Asked why he never paid his tax bills, Murray says he initially didn’t realize he was “supposed to be paying taxes” — even though his lease said he had to, and then he thought the taxes were too high, though he never appealed them.
In December 2012, the Devanis signed a lease to open their Montessori preschool in the two storefronts the salon had occupied. Under their lease, they were responsible for all real estate taxes.
When the next round of property tax bills was mailed in early 2013, the bills for the two storefronts the Devanis were leasing still were sent to Murray because the university hadn’t told the assessor the preschool had replaced the salon.
The Devanis amended their lease in May 2015 to add a third storefront, nearly doubling their space, adding 2,515 square feet.
And, just as it hadn’t notified the assessor’s office when the Devanis moved in, the university again failed to notify the agency that they had expanded their space.
The first real estate bill that the preschool got was sent to its Halsted Street address in early 2019 — and it was for only the third storefront.
The Devanis hired a law firm to challenge the assessment that the bill was based on, seeking to lower the bill by arguing that the assessor had overvalued the storefront. Though the bill was for only one of the three storefronts they were leasing, they didn’t challenge the assessments on the other two — the tax bills for which were still incorrectly being sent to Sean Patrick’s Salon.
Kaegi rejected the Devanis’ appeal, and they made a partial payment, of $20,000, in September 2019 — which, nearly seven years into their lease with the university, was their first leasehold property tax payment.
Their lawyer asked Kaegi to reconsider his decision. He refused.
So the Devanis’ lawyer took their appeal of the valuation his office had placed on the one storefront to the Cook County Board of Review, which slashed the value by 60%, from $302,451 to $120,956.
The board’s ruling meant that the Devanis had overpaid their taxes. So Kaegi’s office authorized an $11,971 refund to the Devanis, who still had never paid any property taxes on the two other storefronts.
Though Kaegi’s office twice considered and twice rejected the Devanis’ appeal, the assessor acknowledges that his staff missed chances while doing so to notice that the preschool actually occupied three storefronts, not one, and that the bills for the other two were being sent to the former tenant rather than to them.
In fact, the lawyer seeking the cut in taxes for the preschool submitted its lease as evidence — which showed the school occupied roughly twice the space it was being billed for.
But Kaegi’s staff apparently didn’t spot that in the lease and didn’t move to correct the years of billing errors.
Then, in March 2021, a few weeks after the Devanis got their refund, the university amended the preschool’s lease, allowing the couple to defer half of the yearly rent — more than $64,000 — they owed from the first year of the pandemic.
During that time, the Devanis’ preschool applied for and received $314,180 in federal Paycheck Protection Program loans to help businesses cope with pandemic-related losses, money that wouldn’t have to be repaid if used for qualifying expenses.

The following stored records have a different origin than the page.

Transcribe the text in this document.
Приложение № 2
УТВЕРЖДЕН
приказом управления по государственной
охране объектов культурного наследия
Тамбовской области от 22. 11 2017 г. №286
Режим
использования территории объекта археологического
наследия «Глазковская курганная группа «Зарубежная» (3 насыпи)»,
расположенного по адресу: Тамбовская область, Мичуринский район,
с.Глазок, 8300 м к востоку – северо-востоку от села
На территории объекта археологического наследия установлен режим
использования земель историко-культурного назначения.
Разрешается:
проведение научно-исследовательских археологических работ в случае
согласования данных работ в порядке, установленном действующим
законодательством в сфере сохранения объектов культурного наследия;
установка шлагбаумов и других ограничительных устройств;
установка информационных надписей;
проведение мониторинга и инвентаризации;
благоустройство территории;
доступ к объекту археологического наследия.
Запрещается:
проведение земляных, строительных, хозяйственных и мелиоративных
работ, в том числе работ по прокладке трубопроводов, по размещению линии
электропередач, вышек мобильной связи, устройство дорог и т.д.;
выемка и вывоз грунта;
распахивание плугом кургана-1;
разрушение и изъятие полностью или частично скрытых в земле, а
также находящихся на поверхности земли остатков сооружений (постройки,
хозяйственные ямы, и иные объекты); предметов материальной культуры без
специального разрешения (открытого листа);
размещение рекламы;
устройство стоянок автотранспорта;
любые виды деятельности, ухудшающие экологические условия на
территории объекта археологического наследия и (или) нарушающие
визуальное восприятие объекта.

Records show the status of that loan is “paid in full or forgiven.”
For the past four years, the Montessori school has paid a total of $98,796 in property taxes and interest on the third storefront. But records show its owners are still responsible for two years of unpaid taxes on that property as well as nine years of unpaid taxes on the other two storefronts.
In January 2021, the Devanis bought a $1.3 million home in Northbrook, taking out a $1 million mortgage to do so, according to records filed with the Cook County clerk’s office. Eight months later, they sold their townhouse in Morton Grove for $400,000, records show.
Kashif Devani has personally guaranteed to repay the rent that’s owed to the university. There’s nothing in any of the lease amendments with UIC, though, regarding the unpaid taxes.